A hush descended as a slick video played over a lightly chilled techno soundtrack.

Then the leaders emerged one by one to sell the new vision to the awaiting populace.

They wore their microphones in the modern style first popularized by Madonna in the early 90’s – strapping from behind one ear to give them free rein to prowl the stage like evangelist preachers. 


The scene was redolent of a West Coast software or hardware launch. It even had a wonderfully Elon Musk-y title – Blueprint One.


Blueprint One soundslike the codename for a mission to mars or the breakthrough next gen Tesla that runs on household waste, like the Delorean in Back to the Future.


If this were the West Coast there would have been fireworks and marching bands. A rock legend would have been resurrected to play one last gig.


The crowd would have whooped and punctuated the leaders’ addresses with unprompted applause, like amens to a Baptist pastor.


But no, this was sober, rainy London in autumn and the product being re-engineered was the venerable and ancient Lloyd’s market. The speakers didn’t need the radio mikes because they stuck to the podium, and the script.


Yet the downbeat and slightly anti-climactic Britishness of the affair only lent to its gravitas. Here were no messianic visionaries promising the moon, the stars and eternal disruption, but professionals pledging incremental change.


This was a bold launch minus the hubris and the change on offer was of the type that we could believe in.


The prize was laid out clearly: Expense ratios slashed almost in half. Volume business dealt with efficiently, claims triaged and paid semi-automatically, complex risk sorted and syndicated, capital welcomed in new structures, able to trade in and out much faster. Safe underwriting innovation positively encouraged inside boxes.


An ecosystem of suppliers and data insights to rival anything anywhere on earth.
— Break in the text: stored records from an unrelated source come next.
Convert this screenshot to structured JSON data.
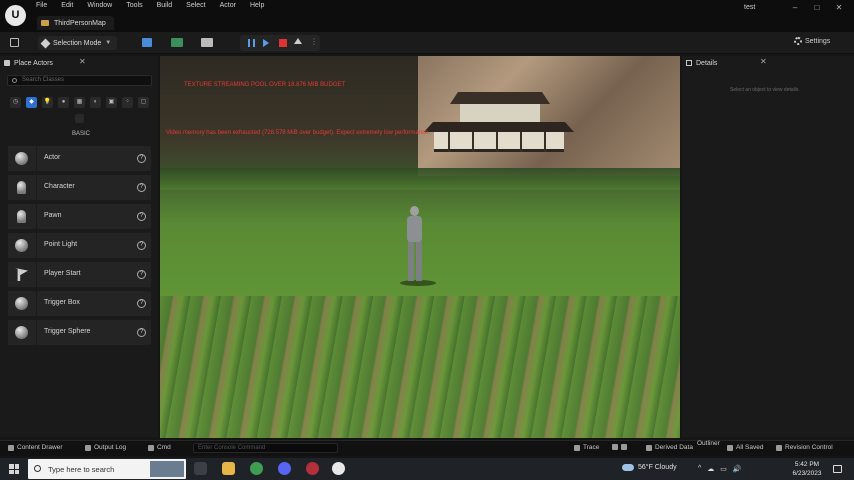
{
  "window": {
    "logo": "U",
    "menu": [
      "File",
      "Edit",
      "Window",
      "Tools",
      "Build",
      "Select",
      "Actor",
      "Help"
    ],
    "map_tab": "ThirdPersonMap",
    "project_name": "test",
    "controls": [
      "–",
      "□",
      "✕"
    ]
  },
  "toolbar": {
    "mode_label": "Selection Mode",
    "more": "⋮",
    "settings_label": "Settings"
  },
  "place_actors": {
    "tab_label": "Place Actors",
    "close": "✕",
    "search_placeholder": "Search Classes",
    "categories": [
      "◷",
      "◆",
      "💡",
      "●",
      "▦",
      "◐",
      "▣",
      "⁘",
      "▢"
    ],
    "section_label": "BASIC",
    "items": [
      {
        "label": "Actor",
        "icon": "sphere-icon"
      },
      {
        "label": "Character",
        "icon": "figure-icon"
      },
      {
        "label": "Pawn",
        "icon": "pawn-icon"
      },
      {
        "label": "Point Light",
        "icon": "light-icon"
      },
      {
        "label": "Player Start",
        "icon": "flag-icon"
      },
      {
        "label": "Trigger Box",
        "icon": "box-icon"
      },
      {
        "label": "Trigger Sphere",
        "icon": "sphere-icon"
      }
    ],
    "help": "?"
  },
  "viewport": {
    "msg1": "TEXTURE STREAMING POOL OVER 18.876 MIB BUDGET",
    "msg2": "Video memory has been exhausted (728.578 MiB over budget). Expect extremely low performance."
  },
  "details": {
    "tab_label": "Details",
    "close": "✕",
    "hint": "Select an object to view details."
  },
  "statusbar": {
    "content_drawer": "Content Drawer",
    "output_log": "Output Log",
    "cmd": "Cmd",
    "cmd_placeholder": "Enter Console Command",
    "trace": "Trace",
    "derived_data": "Derived Data",
    "outliner": "Outliner",
    "all_saved": "All Saved",
    "revision_control": "Revision Control"
  },
  "taskbar": {
    "search_placeholder": "Type here to search",
    "weather": "56°F  Cloudy",
    "tray": [
      "^",
      "☁",
      "▭",
      "🔊"
    ],
    "time": "5:42 PM",
    "date": "6/23/2023"
  },
  "colors": {
    "accent": "#2e6fd0",
    "stop": "#dd3333",
    "warning_text": "#e23a3a"
  }
}
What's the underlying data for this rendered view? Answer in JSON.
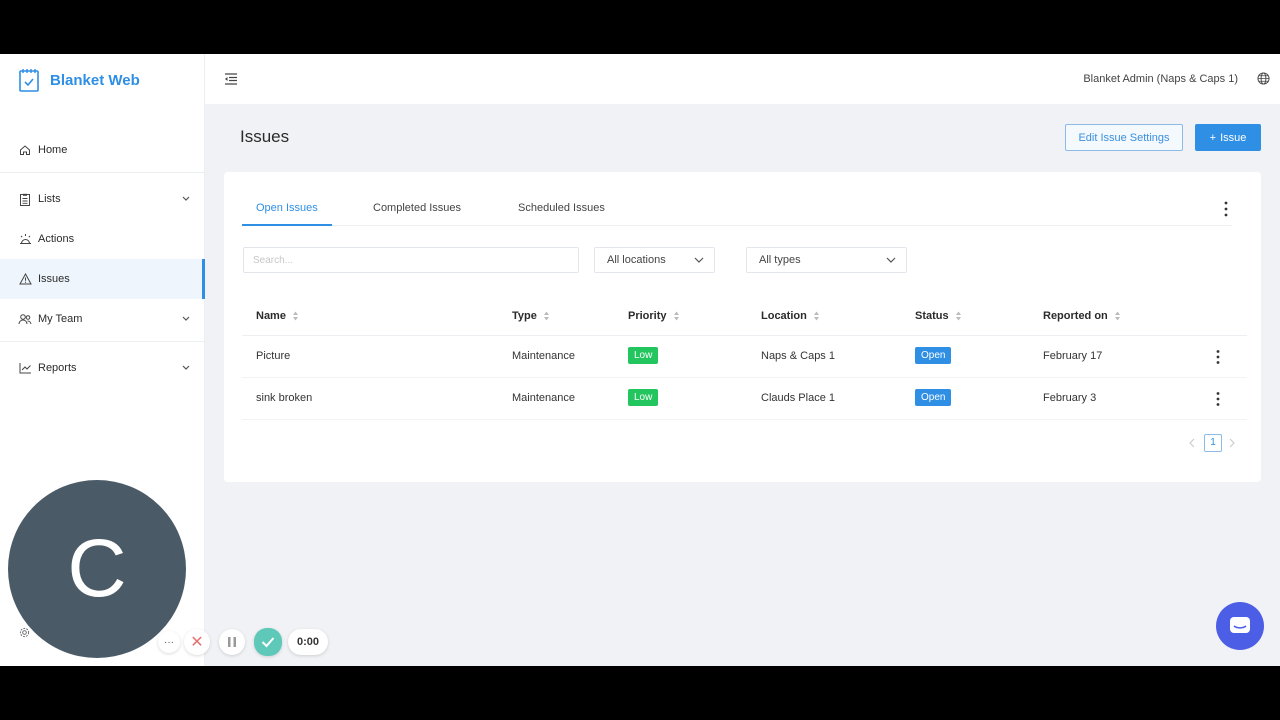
{
  "app": {
    "name": "Blanket Web"
  },
  "topbar": {
    "account": "Blanket Admin (Naps & Caps 1)"
  },
  "sidebar": {
    "items": [
      {
        "label": "Home",
        "icon": "home-icon"
      },
      {
        "label": "Lists",
        "icon": "clipboard-icon"
      },
      {
        "label": "Actions",
        "icon": "actions-icon"
      },
      {
        "label": "Issues",
        "icon": "warning-icon"
      },
      {
        "label": "My Team",
        "icon": "team-icon"
      },
      {
        "label": "Reports",
        "icon": "chart-line-icon"
      }
    ]
  },
  "page": {
    "title": "Issues",
    "edit_settings_label": "Edit Issue Settings",
    "add_issue_label": "Issue"
  },
  "tabs": [
    "Open Issues",
    "Completed Issues",
    "Scheduled Issues"
  ],
  "filters": {
    "search_placeholder": "Search...",
    "location": "All locations",
    "type": "All types"
  },
  "table": {
    "columns": [
      "Name",
      "Type",
      "Priority",
      "Location",
      "Status",
      "Reported on"
    ],
    "rows": [
      {
        "name": "Picture",
        "type": "Maintenance",
        "priority": "Low",
        "location": "Naps & Caps 1",
        "status": "Open",
        "reported": "February 17"
      },
      {
        "name": "sink broken",
        "type": "Maintenance",
        "priority": "Low",
        "location": "Clauds Place 1",
        "status": "Open",
        "reported": "February 3"
      }
    ]
  },
  "pagination": {
    "current": "1"
  },
  "recorder": {
    "avatar_letter": "C",
    "more": "···",
    "time": "0:00"
  },
  "colors": {
    "accent": "#2f8fe4",
    "low": "#22c55e",
    "open": "#2f8fe4",
    "chat": "#4d5ee6"
  }
}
Documents eventually on their way out – digital-first on the way in, but after a doc-plus-digital transition – so perhaps more a digital-close-second rather than first.


Who wouldn’t want all these things?


And to deliver them was a sensible platform of reformed Lloyd’s base structures and principles, including a radical change in focus of the Corporation.


This was to include Gallery 12 taking a stronger role in setting and enforcing a broader range of standards, accrediting service providers and building and running the technical solutions in the ecosystem.


User experience – so often the forgotten child of B2B technological reform - also got more than an honorable mention.


And despite the sobriety, there was a little theatre and finesse.


There was a surprise – the unveiling of the Munich Re innovation syndicate in a box that elicited a small audible gasp from those assembled.


We closed with more videos, calls to action and steady applause.


As we headed for drinks, we had a head full of things to think about.


Lloyd’s ambition is bold, as is the Corporation’s willingness to take responsibility for setting standards and building some of the brave new world itself.


Then on the way home it suddenly struck me.


Lloyd's is making a play to be the Apple of insurance.


Why else would it want proprietary standards in a world that has been crying out for the abolition of Londonisms for decades?


Apple products are the best and the ecosystem that they inhabit as rich and diverse as Xanadu. Once inside people rarely leave, in fact once inside it is actually quite hard to decamp to the cheaper Android platform.


This is because of Apple’s control of standards and where customer data is held.

But customers are mostly willing captives because the experience is so good

.

Apple doesn't compete on price and is the biggest market cap firm in the world as a consequence.


If Lloyd’s can create the world’s best insurance marketplace it will deserve similar success. But to do this it must have a laser focus on superlative user experience and find product designers as good as Jony Ive.


The prize is stellar, as is the challenge. But there can be no faulting Lloyd’s vision and vaulting ambition.


So on reflection this was much more like a West Coast product launch after all!


I was lucky to be able to say I was there to bear witness at first hand.